Paul Lehner : L’enjeu de cette formation, c’est de mettre ces acteurs en travail d’analyse de situation grâce au « protocole GPS ». Celui-ci est composé de différentes étapes dont le récit de la situation, l’identification des enjeux qu’elle pose, une enquête consacrée à ce que pourraient en dire les collègues, l’état de la recherche en vue d’éclairer la situation, l’identification de possibles perspectives d’action ou encore la prise de partie, qui suppose que l’enseignant se resitue dans le cadre de sa classe en fonction de ce qui est faisable pour lui. Durant ce processus, le formateur se tient en retrait afin que les stagiaires arrivent par eux-mêmes à produire des analyses approfondies. Au moment du rendu d’une première version du travail, il propose ensuite des approfondissements.
En quoi la plateforme se différencie-t-elle des autres dispositifs de formation ?
Paul Lehner : La plateforme est complémentaire à la formation initiale proposée par les INSPÉ : elle permet aux jeunes enseignants de développer leur posture de praticiens au cœur d’une large communauté éducative. Notre objectif est de renoncer à la transmission descendante des savoirs afin de mettre l’accent sur les préoccupations réelles et l’auto-confrontation. Le numérique rend le projet encore plus intéressant puisqu’il facilite la publication d’analyses de situation : en mettant ses réflexions à disposition, le stagiaire passe ainsi de la position d’étudiant à celui de formateur de pairs. D’autre part, le numérique est intéressant sur la question de l’actualisation des connaissances et de la professionnalisation car nous donnons des supports à des enseignants souvent seuls, qui n’ont pas d’espace pour travailler collectivement dans leur établissement.
Jean-François Nordmann : À travers ce « manuel de préparation » au concours exclusivement composé des analyses de situation choisies et menées par les étudiants stagiaires, GPS Educ’ s’oppose aux épreuves de recrutement classiques qui consistent à tester le candidat sur la base de situations professionnelles « fabriquées », donc artificielles. Par ailleurs, nos publications seront ouvertes aux analyses complémentaires d’autres acteurs puisque les personnes inscrites sur la plateforme peuvent témoigner et adresser des critiques. D’ailleurs, l’inscription sur la plateforme n’est subordonnée à aucune condition d’appartenance à une institution éducative. Les élèves ainsi que leurs parents peuvent ainsi s’inscrire. Si un usager souhaite faire part d’une analyse complémentaire, il peut la proposer au comité éditorial. Nous lui proposons ensuite de le mettre en relation avec d’autres usagers s’il souhaite réaliser des analyses complémentaires au sein d’un groupe de travail constitué.

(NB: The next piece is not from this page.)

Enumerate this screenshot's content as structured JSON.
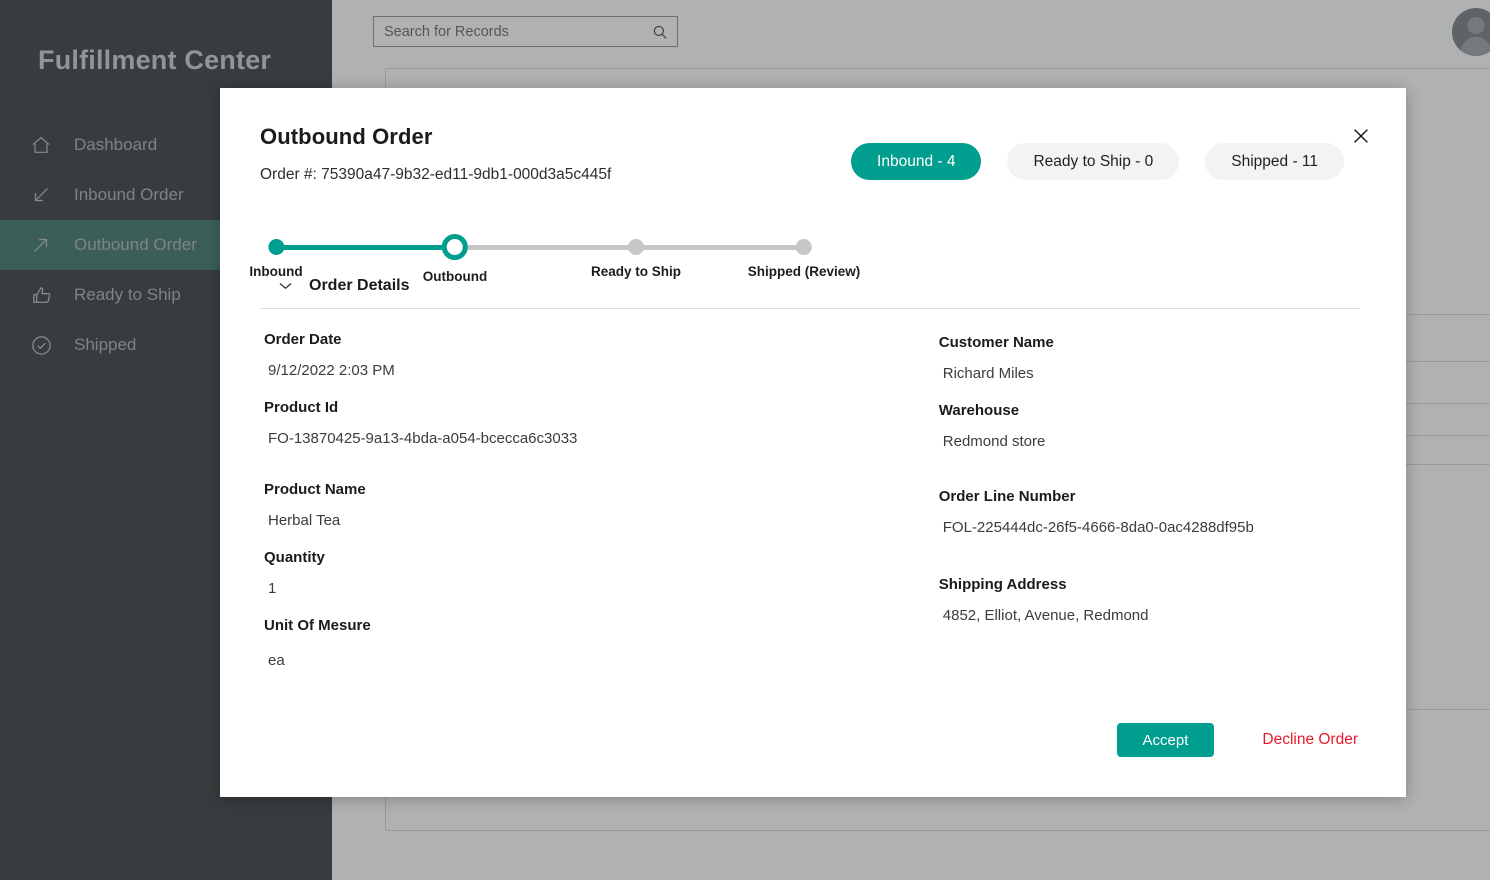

Quels sont vos prochains projets ?
Paul Lehner : Nous comptons 1400 pages vues sur ces 30 derniers jours. Les fiches les plus consultées concernent les élèves qui ont des difficultés de lecture, les bagarres en classe… Nous souhaitons maintenant axer les contenus sur différentes thématiques du concours comme les valeurs de la République ou l’éthique professionnelle.
Jean-François Nordmann : Nous nous sommes rapprochés de Réseau Canopé puisque nous souhaitons développer des synergies entre tous les acteurs qui peuvent contribuer à la formation des enseignants. De façon générale, nous souhaitons que les sites de ressources de formation puissent cataloguer GPS Educ’. Par ailleurs, ce qui nous semblerait original serait de développer davantage la coopération avec les autres acteurs, notamment les personnels de direction sur des thèmes comme la coopération avec les parents. Nous voudrions, enfin, agrémenter les fiches d’analyse de podcasts et de vidéos.